The Vessel of Graces – Divine Mercy Image
The Image of Divine Mercy is far more than just a religious icon or painting. Although it was painted by a man, it was not imagined by a man. The Image is a painting of a vision of Jesus which Jesus deliberately designed so that this Image would become a part of the new devotion to Divine Mercy in the life of the Catholic Church. He appeared to St. Faustina in the form in which He appears in the Image and instructed her to have the vision painted with the words “Jesus I Trust in You” inscribed on the painting.
The Image has many purposes within the new devotion to Divine Mercy. Jesus revealed that the Image would draw many souls back to His love and mercy and would protect everyone who dwelled in the shelter of the rays emitting from His Merciful Heart. But He also described it as a “Vessel of Graces” to which people could come to and seek His love, mercy and graces for the hardships of their life. The Image is meant to be a source of comfort, solace, hope and miracles for those who genuinely venerate His infinite mercy and unending compassion for us all.
The original Image was painted under the instruction of St. Faustina with the support of Fr. Michael Sopocko, by an artist called Eugene Kazimirowski in Fr. Sopocko’s parish house in Vilnius. Although it is a beautiful picture of Jesus, St. Faustina was not happy with the painting because she said it did not capture the beauty of Jesus. Jesus put her heart at rest on this matter by telling her, “Not in the beauty of the colour, nor of the brush lies the greatness of this Image, but in My grace”. (Diary 313)

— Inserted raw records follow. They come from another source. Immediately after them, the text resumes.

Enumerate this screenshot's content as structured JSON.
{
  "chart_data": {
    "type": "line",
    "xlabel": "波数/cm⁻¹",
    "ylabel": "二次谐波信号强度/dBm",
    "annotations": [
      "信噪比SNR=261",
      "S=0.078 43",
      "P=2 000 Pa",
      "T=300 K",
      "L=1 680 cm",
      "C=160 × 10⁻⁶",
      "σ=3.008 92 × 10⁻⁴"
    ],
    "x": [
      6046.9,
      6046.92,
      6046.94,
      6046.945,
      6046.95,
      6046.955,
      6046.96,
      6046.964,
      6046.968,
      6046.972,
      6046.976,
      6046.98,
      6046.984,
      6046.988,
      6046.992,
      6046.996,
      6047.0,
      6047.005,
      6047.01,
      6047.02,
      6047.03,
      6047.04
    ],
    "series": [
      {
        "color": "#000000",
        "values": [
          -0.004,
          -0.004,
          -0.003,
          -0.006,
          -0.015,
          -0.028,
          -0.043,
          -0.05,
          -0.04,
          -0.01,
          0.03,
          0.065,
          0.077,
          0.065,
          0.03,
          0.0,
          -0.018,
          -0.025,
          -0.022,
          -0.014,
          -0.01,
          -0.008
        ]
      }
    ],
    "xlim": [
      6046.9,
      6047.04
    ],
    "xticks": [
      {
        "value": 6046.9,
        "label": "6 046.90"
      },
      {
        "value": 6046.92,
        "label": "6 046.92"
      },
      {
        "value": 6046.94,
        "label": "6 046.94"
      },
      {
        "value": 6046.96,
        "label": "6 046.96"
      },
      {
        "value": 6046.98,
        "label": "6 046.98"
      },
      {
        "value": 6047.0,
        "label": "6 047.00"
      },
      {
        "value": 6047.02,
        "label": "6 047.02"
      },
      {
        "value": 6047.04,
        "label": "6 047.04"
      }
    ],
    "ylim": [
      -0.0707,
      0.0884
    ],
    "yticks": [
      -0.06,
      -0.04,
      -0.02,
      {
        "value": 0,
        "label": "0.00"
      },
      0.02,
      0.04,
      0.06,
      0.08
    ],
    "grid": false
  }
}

Although the Image has many functions, one of its main purposes is to be a “vessel of graces” for people. So when we are praying before the Image of Divine Mercy, we can be confident that we are praying in the actual presence of Jesus. The Image has many different parts. The first is that Jesus’ eyes are looking downwards towards us. This is a point which St. Faustina specifically made to the artist and Fr. Sopocko. Jesus later told St. Faustina that, “My gaze from this Image is like My gaze from the cross”. (Diary 326)

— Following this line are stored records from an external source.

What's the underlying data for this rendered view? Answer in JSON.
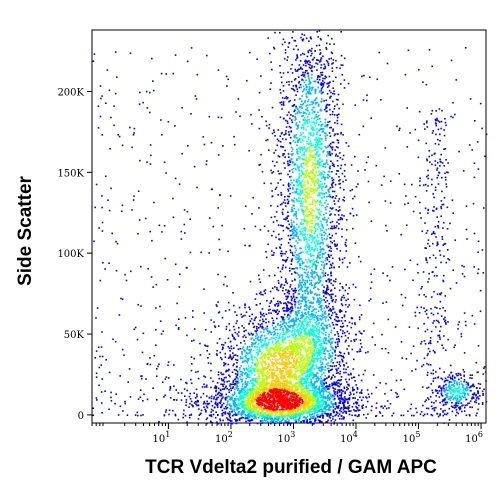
{
  "chart_data": {
    "type": "scatter",
    "title": "",
    "xlabel": "TCR Vdelta2 purified / GAM APC",
    "ylabel": "Side Scatter",
    "x_scale": "log",
    "xlim": [
      0.6,
      1200000
    ],
    "ylim": [
      -5000,
      238000
    ],
    "x_ticks": [
      {
        "value": 10,
        "base": "10",
        "exp": "1"
      },
      {
        "value": 100,
        "base": "10",
        "exp": "2"
      },
      {
        "value": 1000,
        "base": "10",
        "exp": "3"
      },
      {
        "value": 10000,
        "base": "10",
        "exp": "4"
      },
      {
        "value": 100000,
        "base": "10",
        "exp": "5"
      },
      {
        "value": 1000000,
        "base": "10",
        "exp": "6"
      }
    ],
    "y_ticks": [
      {
        "value": 0,
        "label": "0"
      },
      {
        "value": 50000,
        "label": "50K"
      },
      {
        "value": 100000,
        "label": "100K"
      },
      {
        "value": 150000,
        "label": "150K"
      },
      {
        "value": 200000,
        "label": "200K"
      }
    ],
    "grid": false,
    "legend": "none",
    "density_colormap": [
      "#0000ff",
      "#00b4ff",
      "#00ffd2",
      "#b4ff00",
      "#ffc800",
      "#ff0000"
    ],
    "populations": [
      {
        "x_center": 600,
        "y_center": 8000,
        "x_spread_decades": 0.45,
        "y_spread": 6000,
        "peak_density": 1.0
      },
      {
        "x_center": 500,
        "y_center": 30000,
        "x_spread_decades": 0.35,
        "y_spread": 14000,
        "peak_density": 0.75
      },
      {
        "x_center": 1800,
        "y_center": 45000,
        "x_spread_decades": 0.3,
        "y_spread": 15000,
        "peak_density": 0.35
      },
      {
        "x_center": 1800,
        "y_center": 140000,
        "x_spread_decades": 0.2,
        "y_spread": 45000,
        "peak_density": 0.6
      },
      {
        "x_center": 400000,
        "y_center": 15000,
        "x_spread_decades": 0.15,
        "y_spread": 5000,
        "peak_density": 0.45
      }
    ]
  }
}
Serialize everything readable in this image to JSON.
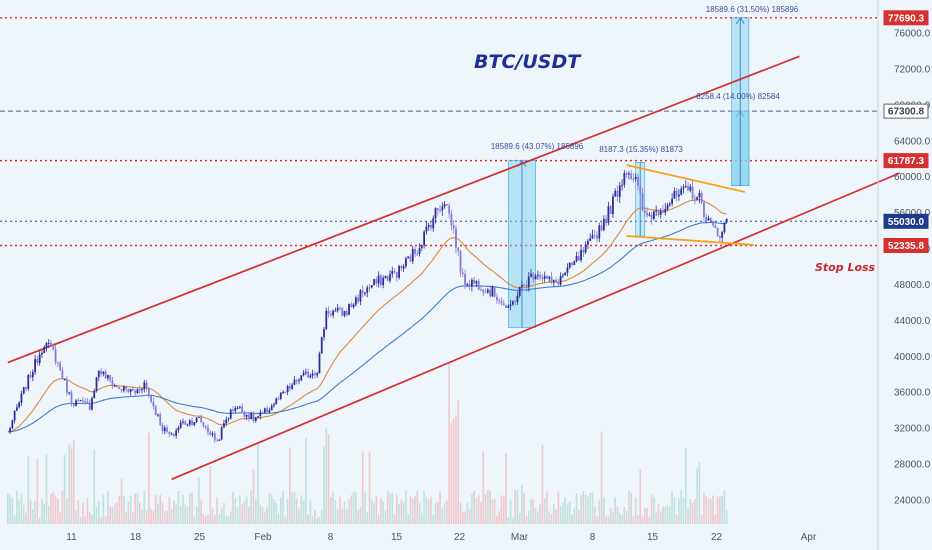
{
  "chart_data": {
    "type": "candlestick",
    "title": "BTC/USDT",
    "y_axis_ticks": [
      24000,
      28000,
      32000,
      36000,
      40000,
      44000,
      48000,
      52000,
      56000,
      60000,
      64000,
      68000,
      72000,
      76000
    ],
    "y_axis_tick_labels": [
      "24000.0",
      "28000.0",
      "32000.0",
      "36000.0",
      "40000.0",
      "44000.0",
      "48000.0",
      "52000.0",
      "56000.0",
      "60000.0",
      "64000.0",
      "68000.0",
      "72000.0",
      "76000.0"
    ],
    "y_range": [
      22000,
      78500
    ],
    "x_axis_ticks": [
      "11",
      "18",
      "25",
      "Feb",
      "8",
      "15",
      "22",
      "Mar",
      "8",
      "15",
      "22",
      "Apr"
    ],
    "horizontal_levels": [
      {
        "value": 77690.3,
        "label": "77690.3",
        "color": "#d63030",
        "style": "dotted"
      },
      {
        "value": 67300.8,
        "label": "67300.8",
        "color": "#5c6470",
        "style": "dashed"
      },
      {
        "value": 61787.3,
        "label": "61787.3",
        "color": "#d63030",
        "style": "dotted"
      },
      {
        "value": 55030.0,
        "label": "55030.0",
        "color": "#2a3f9a",
        "style": "dotted"
      },
      {
        "value": 52335.8,
        "label": "52335.8",
        "color": "#d63030",
        "style": "dotted"
      }
    ],
    "channel": {
      "color": "#d32f2f",
      "upper": [
        [
          "Jan 4",
          39300
        ],
        [
          "Apr 1",
          73400
        ]
      ],
      "lower": [
        [
          "Jan 22",
          26300
        ],
        [
          "Apr 12",
          60400
        ]
      ]
    },
    "wedge": {
      "color": "#f6a21f",
      "upper": [
        [
          "Mar 13",
          61300
        ],
        [
          "Mar 26",
          58300
        ]
      ],
      "lower": [
        [
          "Mar 13",
          53400
        ],
        [
          "Mar 27",
          52400
        ]
      ]
    },
    "measure_annotations": [
      {
        "text": "18589.6 (43.07%) 185896",
        "from": 43200,
        "to": 61800
      },
      {
        "text": "8187.3 (15.35%) 81873",
        "from": 53400,
        "to": 61600
      },
      {
        "text": "8258.4 (14.00%) 82584",
        "from": 59000,
        "to": 67300
      },
      {
        "text": "18589.6 (31.50%) 185896",
        "from": 59000,
        "to": 77690
      }
    ],
    "close_series_approx": [
      [
        "Jan 4",
        31500
      ],
      [
        "Jan 6",
        36800
      ],
      [
        "Jan 8",
        41500
      ],
      [
        "Jan 9",
        40500
      ],
      [
        "Jan 11",
        35000
      ],
      [
        "Jan 13",
        34500
      ],
      [
        "Jan 14",
        38500
      ],
      [
        "Jan 16",
        36500
      ],
      [
        "Jan 18",
        36000
      ],
      [
        "Jan 19",
        37000
      ],
      [
        "Jan 21",
        32000
      ],
      [
        "Jan 22",
        31000
      ],
      [
        "Jan 23",
        32500
      ],
      [
        "Jan 25",
        33000
      ],
      [
        "Jan 27",
        30500
      ],
      [
        "Jan 28",
        33000
      ],
      [
        "Jan 29",
        34500
      ],
      [
        "Jan 31",
        33000
      ],
      [
        "Feb 1",
        33500
      ],
      [
        "Feb 3",
        35500
      ],
      [
        "Feb 5",
        37500
      ],
      [
        "Feb 7",
        38500
      ],
      [
        "Feb 8",
        45000
      ],
      [
        "Feb 10",
        44800
      ],
      [
        "Feb 12",
        47200
      ],
      [
        "Feb 14",
        48500
      ],
      [
        "Feb 16",
        49500
      ],
      [
        "Feb 18",
        52000
      ],
      [
        "Feb 20",
        56000
      ],
      [
        "Feb 21",
        57500
      ],
      [
        "Feb 22",
        54000
      ],
      [
        "Feb 23",
        48500
      ],
      [
        "Feb 25",
        48000
      ],
      [
        "Feb 27",
        46500
      ],
      [
        "Feb 28",
        45000
      ],
      [
        "Mar 1",
        47000
      ],
      [
        "Mar 3",
        49500
      ],
      [
        "Mar 5",
        48000
      ],
      [
        "Mar 7",
        50000
      ],
      [
        "Mar 9",
        52500
      ],
      [
        "Mar 11",
        56000
      ],
      [
        "Mar 13",
        61000
      ],
      [
        "Mar 14",
        59500
      ],
      [
        "Mar 15",
        55500
      ],
      [
        "Mar 16",
        56000
      ],
      [
        "Mar 18",
        57500
      ],
      [
        "Mar 20",
        58500
      ],
      [
        "Mar 21",
        57500
      ],
      [
        "Mar 22",
        55000
      ],
      [
        "Mar 23",
        53500
      ],
      [
        "Mar 24",
        55030
      ]
    ]
  }
}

The second part of the Image is that Jesus’ right hand is held in the motion of a gesture to make a blessing. There are many occasions in the Diary when St. Faustina sees Jesus make the sign of the cross to bless people. St. Faustina described one of these blessings by writing, “Jesus made a sign of the cross with His hand, and this blessing was reflected in the souls like a flash of light”. (Diary 1048) This is a central feature of the Image so it is fitting that as we pray before the Image of Divine Mercy we should ask Jesus to bless us, our family and friends, our community, our country and the whole world. There is no limit to Jesus’ power and goodness and His desire to grant graces to souls.
The third most significant part of the Image are the rays which are emitting from the Heart. We know from the Diary of St. Faustina that Jesus revealed to her that His Heart is the same as in the devotion to the Sacred Heart for Jesus showed it to her. She wrote in her diary, “Today, I saw the Sacred Heart of Jesus in the sky, in the midst of a great brilliance. The rays were issuing from the Wound in His side and spreading out over the entire world”. (Diary 1796)
The fourth most important part of the Image are the rays which are coming from His Merciful Heart. Initially St. Faustina’s spiritual director, Fr. Sopocko, was confused as to what these rays represented, so he asked her to ask Jesus for an explanation of the meaning of the rays. That evening during prayer, she heard the following words, “The two rays denote Blood and Water. The pale ray stands for the Water which makes souls righteous. The red ray stands for the Blood which is the life of souls… These two rays issued forth from the very depths of My tender mercy when My agonized Heart was opened by a lance on the Cross. These rays shield souls from the wrath of My Father. Happy is the one who will dwell in their shelter, for the just hand of God shall not lay hold of him”. (Diary 299)
The fifth most significant part of the Image are the position of the feet of Jesus in the Image. St. Faustina stated that you could see the wounds the nails made on His feet and that His left foot was more forward than the right foot which meant he was coming to us, with His mercy.